Lookout Shoals Research Buoy Instrumented and Ready for Testing
The buoy has all the meteorological instruments mounted and cabled and is shown with an inductive modem and solar panels. The radiometers and satellite antenna are protected under a cardboard box before testing; under the other box is a hazard light. Behind one of the anemometer staffs are the temperature and humidty sensor and Gill port. Off camera is a is a clamshell cabinet containing the instrumentation computer.
The buoy is a collaboration between Dr. Rick Luettich of UNC IMS and Dr. Harvey Seim of UNC MASC. The telemetry system of the buoy employs both Iridium technology developed at UNC MASC and cellular technology developed at UNC IMS to create fail-safe communications.

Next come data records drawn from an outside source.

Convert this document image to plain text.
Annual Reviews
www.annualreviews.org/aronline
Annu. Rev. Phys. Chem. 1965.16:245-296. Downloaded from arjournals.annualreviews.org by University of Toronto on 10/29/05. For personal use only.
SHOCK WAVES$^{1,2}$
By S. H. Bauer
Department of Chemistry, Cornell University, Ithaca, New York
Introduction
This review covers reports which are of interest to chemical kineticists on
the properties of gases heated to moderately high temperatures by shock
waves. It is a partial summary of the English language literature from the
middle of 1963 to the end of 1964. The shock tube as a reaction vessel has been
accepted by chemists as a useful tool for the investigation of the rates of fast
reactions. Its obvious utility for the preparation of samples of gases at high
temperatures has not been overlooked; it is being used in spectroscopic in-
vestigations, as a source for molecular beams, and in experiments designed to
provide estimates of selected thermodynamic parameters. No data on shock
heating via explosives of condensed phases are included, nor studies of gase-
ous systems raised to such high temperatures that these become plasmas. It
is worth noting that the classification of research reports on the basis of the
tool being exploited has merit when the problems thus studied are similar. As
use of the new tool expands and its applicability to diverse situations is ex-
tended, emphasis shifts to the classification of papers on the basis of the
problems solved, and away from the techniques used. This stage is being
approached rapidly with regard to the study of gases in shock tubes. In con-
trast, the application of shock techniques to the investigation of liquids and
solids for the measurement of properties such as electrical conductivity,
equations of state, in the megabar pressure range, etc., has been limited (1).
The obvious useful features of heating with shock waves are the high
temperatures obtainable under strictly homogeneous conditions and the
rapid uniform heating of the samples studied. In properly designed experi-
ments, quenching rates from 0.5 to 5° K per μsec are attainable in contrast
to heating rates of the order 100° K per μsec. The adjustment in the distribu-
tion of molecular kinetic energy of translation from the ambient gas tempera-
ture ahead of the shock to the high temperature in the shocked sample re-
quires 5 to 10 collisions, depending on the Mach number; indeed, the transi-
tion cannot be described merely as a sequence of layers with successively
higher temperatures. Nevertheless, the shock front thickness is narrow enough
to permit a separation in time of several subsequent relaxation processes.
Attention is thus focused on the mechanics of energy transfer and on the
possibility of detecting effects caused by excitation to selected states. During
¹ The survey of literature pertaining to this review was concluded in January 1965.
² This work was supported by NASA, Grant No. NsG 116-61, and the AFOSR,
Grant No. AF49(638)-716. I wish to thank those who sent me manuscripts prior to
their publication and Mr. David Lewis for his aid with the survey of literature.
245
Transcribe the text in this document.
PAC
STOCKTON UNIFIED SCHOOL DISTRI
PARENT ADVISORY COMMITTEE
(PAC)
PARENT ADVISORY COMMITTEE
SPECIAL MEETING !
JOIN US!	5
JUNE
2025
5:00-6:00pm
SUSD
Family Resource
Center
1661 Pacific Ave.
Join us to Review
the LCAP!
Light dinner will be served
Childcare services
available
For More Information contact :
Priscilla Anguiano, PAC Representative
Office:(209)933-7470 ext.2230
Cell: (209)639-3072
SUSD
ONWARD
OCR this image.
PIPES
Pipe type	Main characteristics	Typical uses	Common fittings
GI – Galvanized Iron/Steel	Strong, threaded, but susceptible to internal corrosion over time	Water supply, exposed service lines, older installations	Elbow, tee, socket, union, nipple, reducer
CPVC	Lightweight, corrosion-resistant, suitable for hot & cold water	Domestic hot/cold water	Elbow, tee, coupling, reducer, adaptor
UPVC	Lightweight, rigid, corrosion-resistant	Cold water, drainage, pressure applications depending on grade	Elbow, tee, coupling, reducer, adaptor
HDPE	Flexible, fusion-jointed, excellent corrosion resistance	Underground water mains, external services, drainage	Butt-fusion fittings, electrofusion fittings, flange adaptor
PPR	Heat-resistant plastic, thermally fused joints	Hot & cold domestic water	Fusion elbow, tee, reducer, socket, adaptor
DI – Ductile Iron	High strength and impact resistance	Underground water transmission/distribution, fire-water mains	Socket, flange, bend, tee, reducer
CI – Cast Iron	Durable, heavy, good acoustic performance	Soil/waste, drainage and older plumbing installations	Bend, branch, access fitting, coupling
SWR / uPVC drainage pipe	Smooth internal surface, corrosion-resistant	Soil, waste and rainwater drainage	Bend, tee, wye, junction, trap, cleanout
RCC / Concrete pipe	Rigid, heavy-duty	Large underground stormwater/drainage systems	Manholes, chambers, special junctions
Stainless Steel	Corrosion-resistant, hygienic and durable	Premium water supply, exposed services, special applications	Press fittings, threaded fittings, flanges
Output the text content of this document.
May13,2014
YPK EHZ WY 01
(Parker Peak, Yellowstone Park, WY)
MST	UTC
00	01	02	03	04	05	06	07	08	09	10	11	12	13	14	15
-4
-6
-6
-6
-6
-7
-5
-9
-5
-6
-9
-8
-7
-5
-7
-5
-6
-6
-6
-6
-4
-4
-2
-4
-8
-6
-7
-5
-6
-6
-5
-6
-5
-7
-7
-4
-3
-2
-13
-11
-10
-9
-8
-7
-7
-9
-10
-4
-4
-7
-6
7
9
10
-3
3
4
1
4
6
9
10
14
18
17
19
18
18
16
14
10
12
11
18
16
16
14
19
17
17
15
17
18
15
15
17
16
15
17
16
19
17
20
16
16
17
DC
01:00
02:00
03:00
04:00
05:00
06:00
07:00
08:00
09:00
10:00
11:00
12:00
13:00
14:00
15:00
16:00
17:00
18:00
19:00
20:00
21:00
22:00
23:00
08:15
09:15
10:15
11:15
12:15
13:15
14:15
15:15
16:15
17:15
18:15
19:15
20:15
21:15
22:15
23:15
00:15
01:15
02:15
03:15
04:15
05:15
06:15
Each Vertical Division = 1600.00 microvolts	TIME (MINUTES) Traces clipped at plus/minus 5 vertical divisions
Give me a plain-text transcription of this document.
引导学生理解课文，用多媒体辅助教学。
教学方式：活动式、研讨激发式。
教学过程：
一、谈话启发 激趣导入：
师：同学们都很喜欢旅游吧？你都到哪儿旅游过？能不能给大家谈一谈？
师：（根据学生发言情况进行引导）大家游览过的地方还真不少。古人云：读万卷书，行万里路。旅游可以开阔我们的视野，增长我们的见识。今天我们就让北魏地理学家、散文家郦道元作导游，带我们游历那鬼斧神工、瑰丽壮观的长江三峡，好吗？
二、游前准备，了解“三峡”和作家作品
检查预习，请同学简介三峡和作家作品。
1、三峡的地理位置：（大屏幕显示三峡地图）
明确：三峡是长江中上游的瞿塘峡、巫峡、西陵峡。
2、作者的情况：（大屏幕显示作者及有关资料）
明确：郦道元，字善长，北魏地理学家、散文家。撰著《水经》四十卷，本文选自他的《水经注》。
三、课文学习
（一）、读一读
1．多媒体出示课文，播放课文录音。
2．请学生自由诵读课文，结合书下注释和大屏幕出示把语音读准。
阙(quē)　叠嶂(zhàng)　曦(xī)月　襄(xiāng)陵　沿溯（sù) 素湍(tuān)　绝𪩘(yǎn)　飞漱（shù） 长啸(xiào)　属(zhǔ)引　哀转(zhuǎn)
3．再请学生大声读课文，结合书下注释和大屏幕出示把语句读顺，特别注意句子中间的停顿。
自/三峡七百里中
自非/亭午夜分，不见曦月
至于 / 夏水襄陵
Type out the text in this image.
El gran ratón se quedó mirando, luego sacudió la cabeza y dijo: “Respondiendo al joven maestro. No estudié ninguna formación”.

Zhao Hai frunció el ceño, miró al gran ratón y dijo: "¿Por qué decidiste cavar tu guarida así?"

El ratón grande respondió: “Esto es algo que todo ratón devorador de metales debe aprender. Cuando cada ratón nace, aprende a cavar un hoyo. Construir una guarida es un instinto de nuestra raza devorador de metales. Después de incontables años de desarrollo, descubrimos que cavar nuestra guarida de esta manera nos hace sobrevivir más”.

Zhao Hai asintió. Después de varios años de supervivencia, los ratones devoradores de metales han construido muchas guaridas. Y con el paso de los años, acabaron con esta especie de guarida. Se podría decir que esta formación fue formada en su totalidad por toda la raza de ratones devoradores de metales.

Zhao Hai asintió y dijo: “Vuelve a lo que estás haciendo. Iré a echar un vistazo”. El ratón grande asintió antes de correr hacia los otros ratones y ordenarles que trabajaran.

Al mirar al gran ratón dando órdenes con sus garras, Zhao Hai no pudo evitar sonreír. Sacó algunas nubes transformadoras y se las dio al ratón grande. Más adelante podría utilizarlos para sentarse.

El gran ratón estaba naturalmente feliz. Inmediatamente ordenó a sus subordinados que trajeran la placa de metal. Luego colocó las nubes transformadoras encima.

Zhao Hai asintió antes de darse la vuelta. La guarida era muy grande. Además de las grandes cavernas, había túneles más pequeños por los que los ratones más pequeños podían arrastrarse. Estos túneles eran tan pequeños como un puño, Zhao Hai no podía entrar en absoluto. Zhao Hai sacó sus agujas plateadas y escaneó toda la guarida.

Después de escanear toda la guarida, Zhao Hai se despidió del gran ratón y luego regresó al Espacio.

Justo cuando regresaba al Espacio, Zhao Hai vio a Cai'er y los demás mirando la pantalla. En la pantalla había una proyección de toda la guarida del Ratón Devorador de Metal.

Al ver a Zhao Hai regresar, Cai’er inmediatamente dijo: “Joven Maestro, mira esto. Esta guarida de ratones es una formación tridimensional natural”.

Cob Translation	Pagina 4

Beside the surface meteorological package, the buoy uses an inductive modem to monitor two subsurface CTD (conductivity/temperature/depth pressure) instruments for deriving salinity and density in the water column and an acoustic modem to monitor an ADCP (acoustic Doppler current profiler) and third CTD on the ocean bottom. The ocean bottom package is retrievable via a pop-up buoy.
(illustration courtesy of Rick Luettich)
A positional buoy has already been deployed at Cape Lookout to test the deployment technique and mooring system as well as put the location of the research buoy moorings on nautical charts. The reseach buoy will be swapped with the positional buoy after testing of the research package. "If all goes well, we are hoping to deploy the fully instrumented buoy in the February to March time frame," remarked Dr. Luettich.
The buoy packages were constructed by Bill Brown at UNC MASC and Adrian Whichard, Stacy Davis, Joe Purifoy and Claude Lewis at UNC IMS. Tony Whipple at UNC IMS and Sara Haines, Luke Stearns, Collin McKinney, and Chris Calloway at UNC MASC engineered the buoy instrumentation subsystems. SEACOOS thanks the U.S. Coast Guard for their assistance in locating and deploying the buoy.